Il cisplatino è un potente chemioterapico utilizzato per il trattamento di un elevato numero di neoplasie. La nefrotossicità rappresenta un effetto avverso frequente e spesso può limitare il proseguo della terapia oncologica, oltre che determinare conseguenze negative a carico della funzione renale a breve e a lungo termine. Il danno renale acuto si osserva nel 30% dei pazienti [5] ed è conseguente a un principale interessamento del tubulo prossimale, (in particolare il suo segmento S3). Ciò che sottende al danno tubulare sono prevalentemente effetti tossici diretti, l’induzione di ischemia tubulare per diminuita vascolarizzazione tubulare, l’accumulo di metaboliti cellulari tossici e lo stato infiammatorio locale [6]. In oltre metà dei pazienti che presentano AKI in corso di terapia con cisplatino si riscontra ipomagnesemia, che a sua volta può potenziare l’entità del danno renale. Altre possibili manifestazioni del danno renale sono la sindrome di Fanconi, la acidosi tubulare renale di tipo 1 e nefropatia sodio disperdente; in alcuni pazienti è stato descritto un quadro clinico ed istologico di microangiopatia trombotica.

Tra i principali fattori che hanno dimostrato di poter incrementare il rischio del danno renale si annoverano 1) l’incremento del picco di concentrazione libera del farmaco a livello sierico, 2) aver praticato precedentemente dei cicli di chemioterapia a base di platino, 3) la presenza di una malattia renale cronica già al momento dell’inizio del trattamento chemioterapico, e 4) l’uso concomitante di altri agenti nefrotossici.

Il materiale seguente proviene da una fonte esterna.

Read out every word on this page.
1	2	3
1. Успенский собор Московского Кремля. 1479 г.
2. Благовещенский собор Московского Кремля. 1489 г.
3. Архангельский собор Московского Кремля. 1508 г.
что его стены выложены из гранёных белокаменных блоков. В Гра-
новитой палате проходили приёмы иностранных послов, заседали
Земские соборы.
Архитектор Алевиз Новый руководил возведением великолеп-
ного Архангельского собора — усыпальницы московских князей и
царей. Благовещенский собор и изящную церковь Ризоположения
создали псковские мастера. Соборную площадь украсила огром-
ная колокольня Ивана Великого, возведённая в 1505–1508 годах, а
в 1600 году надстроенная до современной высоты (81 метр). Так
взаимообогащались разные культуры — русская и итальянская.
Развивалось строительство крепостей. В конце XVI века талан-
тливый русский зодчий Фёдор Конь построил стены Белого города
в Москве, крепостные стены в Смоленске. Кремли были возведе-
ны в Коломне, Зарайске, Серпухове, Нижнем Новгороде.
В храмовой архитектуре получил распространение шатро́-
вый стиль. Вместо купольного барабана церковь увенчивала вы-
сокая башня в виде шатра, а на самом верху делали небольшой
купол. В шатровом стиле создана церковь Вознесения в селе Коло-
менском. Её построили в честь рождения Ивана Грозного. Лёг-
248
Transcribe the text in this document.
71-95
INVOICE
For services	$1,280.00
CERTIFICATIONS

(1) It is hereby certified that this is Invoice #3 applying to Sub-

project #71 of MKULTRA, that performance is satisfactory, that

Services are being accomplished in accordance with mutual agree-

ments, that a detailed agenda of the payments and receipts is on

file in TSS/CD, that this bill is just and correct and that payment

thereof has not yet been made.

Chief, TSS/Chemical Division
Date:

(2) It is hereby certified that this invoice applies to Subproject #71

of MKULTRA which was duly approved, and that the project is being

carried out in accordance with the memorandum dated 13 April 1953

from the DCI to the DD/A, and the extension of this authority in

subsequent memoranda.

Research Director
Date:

Alla luce dei fattori di rischio prima citati, sono stati proposti diversi approcci che sottendono a ridurre la concentrazione libera di farmaco [6], in particolare l’idratazione con soluzione salina nel danno renale acuto e l’utilizzo di dosi inferiori di farmaco (o la sostituzione con analoghi del cisplatino) nelle forme con evidenza di danno cronico. Tra gli analoghi del cisplatino, il carboplatino ha dimostrato di avere un potenziale nefrotossico significativamente ridotto se la dose è adattata alla funzione renale (formula di Calvert )[7].

 

Ifosfamide

L’ifosfamide è una mostarda azotata che, al pari del cisplatino, è utilizzata nel trattamento di un gran numero di neoplasie solide, in particolare tumori della linea germinale, sarcomi e linfomi non Hodgkin. Noti effetti collaterali del trattamento con ifosfamide sono la cistite emorragica, la sindrome da inappropriata secrezione di ADH e la tossicità diretta a carico del tubulo prossimale.

Le principali manifestazioni cliniche comprendono AKI associata a ipofosfatemia, sindrome di Fanconi (glicosuria, bicarbonaturia, aminoaciduria, proteinuria tubulare) e acidosi tubulare renale distale o prossimale [8].

Il maggiore determinante del danno renale è costituito dalla dose cumulativa del farmaco: per dosi cumulative inferiori a 60 g/m2, l’insorgenza di AKI è possibile ma le conseguenze nel lungo termine sono rare. Nei pazienti che invece hanno ricevuto una dose cumulativa superiore a 120 g/m2, oltre ad un danno renale acuto è frequente il riscontro di compromissione persistente della funzione renale [9].

La riduzione della dose cumulativa, l’assicurazione di una corretta idratazione e l’abolizione dell’esposizione ad altri farmaci nefrotossici noti, rappresentano al momento gli unici strumenti per limitare l’insorgenza e l’entità del danno renale nei pazienti trattati con ifosfamide.

 

Gemcitabina

La Gemcitabina è un antagonista delle pirimidine utilizzato come antitumorale in particolare nei carcinomi della vescica, mammella, polmone (non a piccole cellule), ovaio e pancreas. Il principale evento avverso renale è il danno renale acuto, nella maggior parte dei casi conseguente all’insorgenza di microangiopatia trombotica (TMA), che è preceduto da ipertensione arteriosa resistente e, successivamente, si palesa con segni di interessamento sistemico quali alterazioni neurologiche e lesioni ischemiche periferiche; secondo alcune casistiche, la TMA in corso di gemcitabina si osserva in circa 1% dei pazienti [10]. Tra i fattori di rischio si annovera la pregressa esposizione a mitomicina C, la presenza di CKD ed il superamento di una dose cumulativa di 20000 mg/m2 [11].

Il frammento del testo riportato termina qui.